John Reites, from Thread Research, suggested that the biggest issue for pharma might just be convincing higher-ups to buy in.
“The majority of people in your company do not know what ResearchKit is,” he said. “Bar none, phase one. We have an education problem, in that we have to spend time educating people in our organizations about what ResearchKit is and that it’s not this diabolical app out to take their job away. Because I have literally heard that over and over again across the globe.”
He gave some tips for facilitating that education process.
“One of the things we found really helpful was actually helping these companies to walk through building a ResearchKit app using the same principles they would use to start a startup. So we took this into these companies and as part of this ongoing process of developing an app for use in a study on ResearchKit, we had the project teams walk through this and think very strategically about ‘Why am I trying to create this app?’ ‘What’s the value to the patient?’ ‘If I put it out in the world does the patient actually care?’”
There is an ongoing challenge of managing the volume of data that comes in.
“It’s more like being on the Twitter team than being on a traditional clinical trial data informatics team,” Wilbanks said. “You wake up every morning to a firestorm of data in the face. So we need more of a contemporary analytic approach to the data than a traditional approach.”
Finally, even the five studies that have been out for a year and a half now are just starting to dive into how to share the data they’ve collected with the wider research world.

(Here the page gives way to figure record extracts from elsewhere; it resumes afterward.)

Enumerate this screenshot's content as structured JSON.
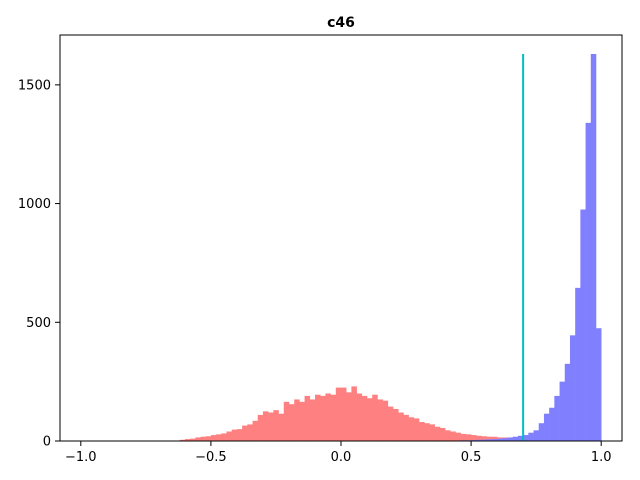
{
  "chart_data": {
    "type": "histogram",
    "title": "c46",
    "xlabel": "",
    "ylabel": "",
    "xlim": [
      -1.08,
      1.08
    ],
    "ylim": [
      0,
      1710
    ],
    "x_ticks": [
      -1.0,
      -0.5,
      0.0,
      0.5,
      1.0
    ],
    "x_tick_labels": [
      "−1.0",
      "−0.5",
      "0.0",
      "0.5",
      "1.0"
    ],
    "y_ticks": [
      0,
      500,
      1000,
      1500
    ],
    "y_tick_labels": [
      "0",
      "500",
      "1000",
      "1500"
    ],
    "grid": false,
    "legend": "none",
    "bin_width": 0.02,
    "threshold_line": {
      "x": 0.7,
      "y_top": 1630,
      "color": "#00bfbf"
    },
    "series": [
      {
        "color": "#ff8080",
        "bins_start": [
          -0.62,
          -0.6,
          -0.58,
          -0.56,
          -0.54,
          -0.52,
          -0.5,
          -0.48,
          -0.46,
          -0.44,
          -0.42,
          -0.4,
          -0.38,
          -0.36,
          -0.34,
          -0.32,
          -0.3,
          -0.28,
          -0.26,
          -0.24,
          -0.22,
          -0.2,
          -0.18,
          -0.16,
          -0.14,
          -0.12,
          -0.1,
          -0.08,
          -0.06,
          -0.04,
          -0.02,
          0.0,
          0.02,
          0.04,
          0.06,
          0.08,
          0.1,
          0.12,
          0.14,
          0.16,
          0.18,
          0.2,
          0.22,
          0.24,
          0.26,
          0.28,
          0.3,
          0.32,
          0.34,
          0.36,
          0.38,
          0.4,
          0.42,
          0.44,
          0.46,
          0.48,
          0.5,
          0.52,
          0.54,
          0.56,
          0.58,
          0.6,
          0.62,
          0.64,
          0.66,
          0.68,
          0.7,
          0.72,
          0.74,
          0.76,
          0.78,
          0.8,
          0.82,
          0.84,
          0.86,
          0.88
        ],
        "values": [
          5,
          8,
          10,
          15,
          18,
          20,
          25,
          28,
          32,
          40,
          48,
          50,
          65,
          70,
          85,
          110,
          125,
          120,
          130,
          115,
          165,
          155,
          175,
          165,
          190,
          175,
          195,
          190,
          200,
          195,
          225,
          225,
          205,
          230,
          200,
          190,
          180,
          195,
          175,
          170,
          145,
          135,
          120,
          110,
          100,
          95,
          80,
          75,
          70,
          60,
          55,
          45,
          40,
          35,
          30,
          28,
          25,
          22,
          20,
          18,
          18,
          15,
          15,
          12,
          12,
          10,
          10,
          10,
          8,
          8,
          6,
          6,
          5,
          5,
          4,
          3
        ]
      },
      {
        "color": "#8080ff",
        "bins_start": [
          0.38,
          0.4,
          0.42,
          0.44,
          0.46,
          0.48,
          0.5,
          0.52,
          0.54,
          0.56,
          0.58,
          0.6,
          0.62,
          0.64,
          0.66,
          0.68,
          0.7,
          0.72,
          0.74,
          0.76,
          0.78,
          0.8,
          0.82,
          0.84,
          0.86,
          0.88,
          0.9,
          0.92,
          0.94,
          0.96,
          0.98
        ],
        "values": [
          1,
          1,
          2,
          2,
          3,
          3,
          4,
          5,
          6,
          7,
          8,
          10,
          12,
          15,
          18,
          22,
          25,
          35,
          45,
          75,
          115,
          140,
          190,
          250,
          325,
          445,
          645,
          975,
          1340,
          1630,
          475
        ]
      }
    ]
  }
}
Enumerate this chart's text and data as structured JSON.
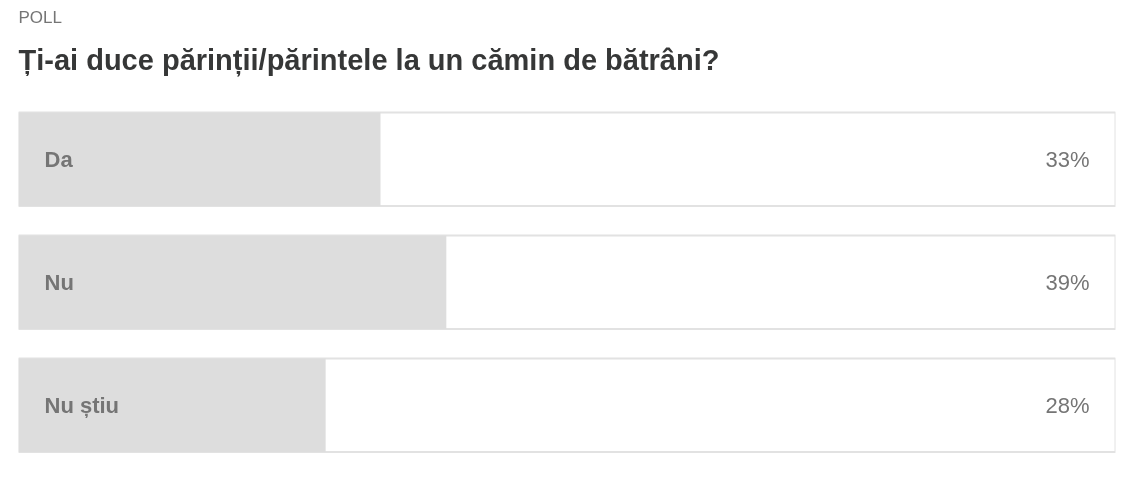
{
  "chart_data": {
    "type": "bar",
    "orientation": "horizontal",
    "subtitle": "POLL",
    "title": "Ți-ai duce părinții/părintele la un cămin de bătrâni?",
    "categories": [
      "Da",
      "Nu",
      "Nu știu"
    ],
    "values": [
      33,
      39,
      28
    ],
    "value_labels": [
      "33%",
      "39%",
      "28%"
    ],
    "color": "#dddddd",
    "xlim": [
      0,
      100
    ],
    "tick_labels": false
  }
}
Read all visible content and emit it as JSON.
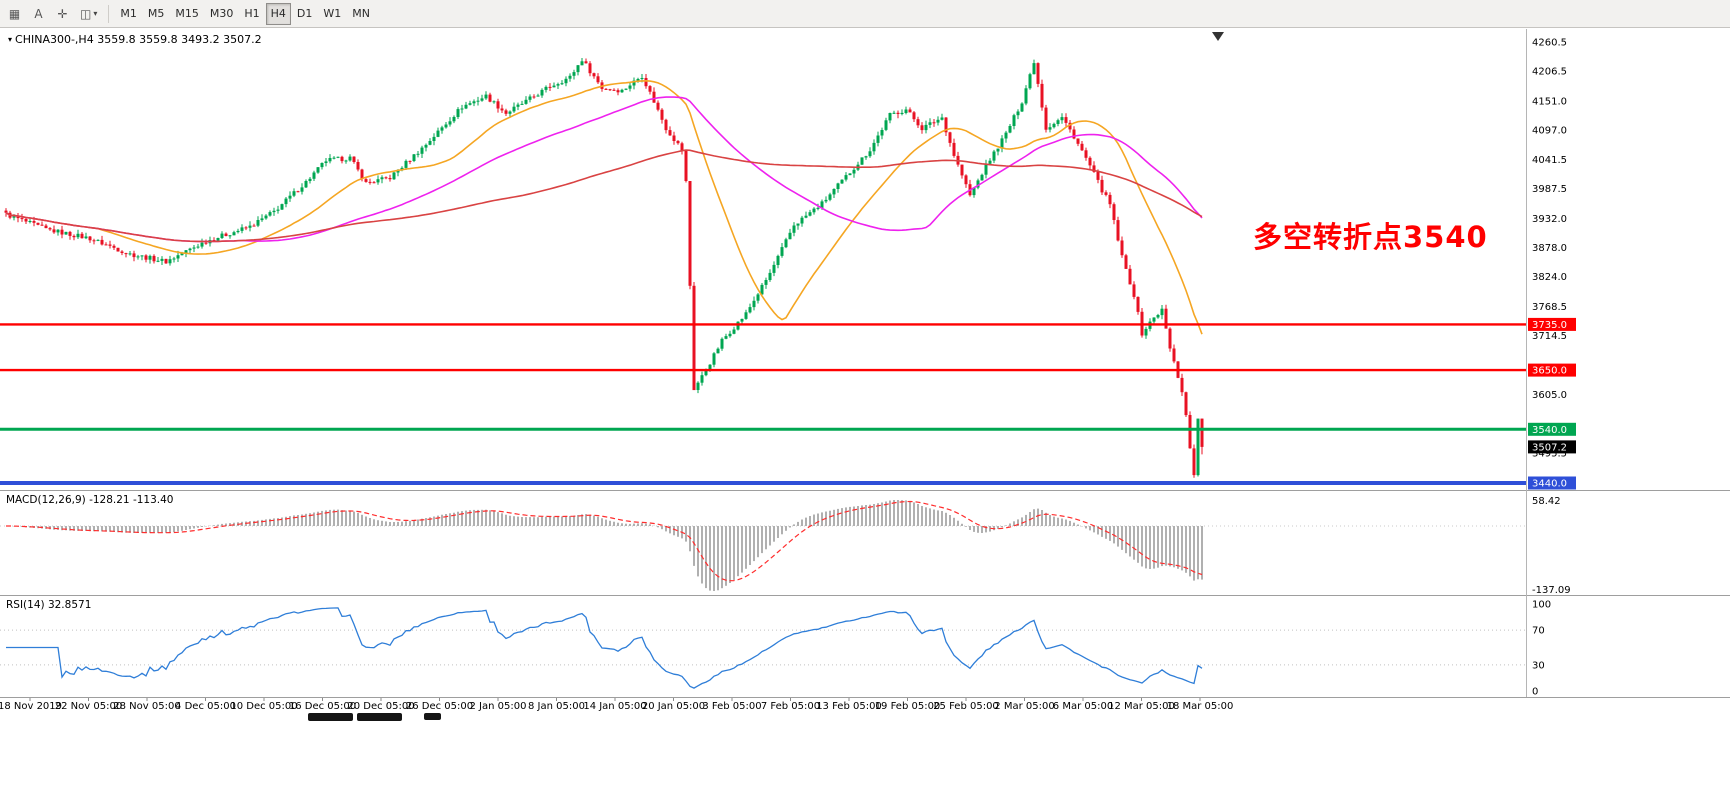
{
  "toolbar": {
    "icon_buttons": [
      {
        "name": "charts-grid-icon",
        "glyph": "▦"
      },
      {
        "name": "text-annotation-icon",
        "glyph": "A"
      },
      {
        "name": "crosshair-icon",
        "glyph": "✛"
      },
      {
        "name": "shapes-icon",
        "glyph": "◫"
      },
      {
        "name": "dropdown-caret-icon",
        "glyph": "▾"
      }
    ],
    "timeframes": [
      "M1",
      "M5",
      "M15",
      "M30",
      "H1",
      "H4",
      "D1",
      "W1",
      "MN"
    ],
    "active_timeframe": "H4"
  },
  "chart": {
    "symbol_line": "CHINA300-,H4  3559.8 3559.8 3493.2 3507.2",
    "annotation": "多空转折点3540"
  },
  "indicators": {
    "macd_label": "MACD(12,26,9) -128.21 -113.40",
    "rsi_label": "RSI(14) 32.8571"
  },
  "chart_data": {
    "type": "candlestick",
    "symbol": "CHINA300-",
    "timeframe": "H4",
    "last_bar": {
      "open": 3559.8,
      "high": 3559.8,
      "low": 3493.2,
      "close": 3507.2
    },
    "bars": 300,
    "noise_amp": 9,
    "wick_amp": 8,
    "price_axis": {
      "min": 3440.0,
      "max": 4260.5,
      "ticks": [
        "4260.5",
        "4206.5",
        "4151.0",
        "4097.0",
        "4041.5",
        "3987.5",
        "3932.0",
        "3878.0",
        "3824.0",
        "3768.5",
        "3714.5",
        "3605.0",
        "3495.5"
      ]
    },
    "colors": {
      "up": "#00a651",
      "down": "#e81123",
      "macd_hist": "#b0b0b0",
      "macd_signal": "#ff2d2d",
      "rsi": "#2f7ed8"
    },
    "moving_averages": [
      {
        "period": 24,
        "color": "#f5a623"
      },
      {
        "period": 60,
        "color": "#ee22ee"
      },
      {
        "period": 130,
        "color": "#d94343"
      }
    ],
    "hlines": [
      {
        "price": 3735.0,
        "label": "3735.0",
        "color": "#ff0000",
        "width": 2.4
      },
      {
        "price": 3650.0,
        "label": "3650.0",
        "color": "#ff0000",
        "width": 2.4
      },
      {
        "price": 3540.0,
        "label": "3540.0",
        "color": "#00a651",
        "width": 3
      },
      {
        "price": 3440.0,
        "label": "3440.0",
        "color": "#2e4fd8",
        "width": 4
      }
    ],
    "current_price_label": {
      "price": 3507.2,
      "label": "3507.2",
      "color": "#000000"
    },
    "close_anchors": [
      [
        0,
        3940
      ],
      [
        10,
        3912
      ],
      [
        21,
        3895
      ],
      [
        31,
        3866
      ],
      [
        40,
        3852
      ],
      [
        50,
        3890
      ],
      [
        61,
        3917
      ],
      [
        67,
        3945
      ],
      [
        75,
        4000
      ],
      [
        80,
        4040
      ],
      [
        86,
        4045
      ],
      [
        90,
        3998
      ],
      [
        96,
        4008
      ],
      [
        105,
        4070
      ],
      [
        114,
        4140
      ],
      [
        120,
        4160
      ],
      [
        125,
        4128
      ],
      [
        130,
        4150
      ],
      [
        136,
        4178
      ],
      [
        141,
        4195
      ],
      [
        144,
        4228
      ],
      [
        149,
        4175
      ],
      [
        154,
        4170
      ],
      [
        159,
        4198
      ],
      [
        162,
        4150
      ],
      [
        165,
        4100
      ],
      [
        169,
        4060
      ],
      [
        170,
        4000
      ],
      [
        172,
        3615
      ],
      [
        175,
        3650
      ],
      [
        179,
        3705
      ],
      [
        185,
        3755
      ],
      [
        191,
        3830
      ],
      [
        197,
        3920
      ],
      [
        204,
        3960
      ],
      [
        210,
        4010
      ],
      [
        216,
        4060
      ],
      [
        221,
        4125
      ],
      [
        225,
        4135
      ],
      [
        229,
        4100
      ],
      [
        234,
        4120
      ],
      [
        237,
        4050
      ],
      [
        241,
        3975
      ],
      [
        245,
        4030
      ],
      [
        250,
        4090
      ],
      [
        254,
        4150
      ],
      [
        257,
        4225
      ],
      [
        260,
        4100
      ],
      [
        264,
        4120
      ],
      [
        267,
        4085
      ],
      [
        271,
        4030
      ],
      [
        274,
        3985
      ],
      [
        276,
        3958
      ],
      [
        279,
        3860
      ],
      [
        282,
        3790
      ],
      [
        284,
        3718
      ],
      [
        287,
        3748
      ],
      [
        289,
        3762
      ],
      [
        291,
        3690
      ],
      [
        294,
        3612
      ],
      [
        295,
        3565
      ],
      [
        296,
        3505
      ],
      [
        297,
        3458
      ],
      [
        298,
        3560
      ],
      [
        299,
        3507
      ]
    ],
    "macd": {
      "fast": 12,
      "slow": 26,
      "signal": 9,
      "scale_top": "58.42",
      "scale_bottom": "-137.09"
    },
    "rsi": {
      "period": 14,
      "levels": [
        70,
        30
      ],
      "scale_labels": [
        "100",
        "70",
        "30",
        "0"
      ]
    },
    "x_axis_labels": [
      "18 Nov 2019",
      "22 Nov 05:00",
      "28 Nov 05:00",
      "4 Dec 05:00",
      "10 Dec 05:00",
      "16 Dec 05:00",
      "20 Dec 05:00",
      "26 Dec 05:00",
      "2 Jan 05:00",
      "8 Jan 05:00",
      "14 Jan 05:00",
      "20 Jan 05:00",
      "3 Feb 05:00",
      "7 Feb 05:00",
      "13 Feb 05:00",
      "19 Feb 05:00",
      "25 Feb 05:00",
      "2 Mar 05:00",
      "6 Mar 05:00",
      "12 Mar 05:00",
      "18 Mar 05:00"
    ]
  }
}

WIlbanks talked about how Sage is building a system to make sure those that want the data for research can access it, but participant’s privacy is still preserved. In all their apps, they ask participants if they want to share their data more widely with the world. Most say yes.
“In all of our studies on average between 65 and 80 percent want their data shared this way,” he said. “This is the beginning of an ecosystem. There’s the beginning of a dialogue and also the beginning of an analytical community of practice. And we built all of this relatively cheaply, because we started from the beginning from the perspective of design where the researcher and participant were closer to partners. Pharmaceutical companies, academic medical centers, are downloading the data now.”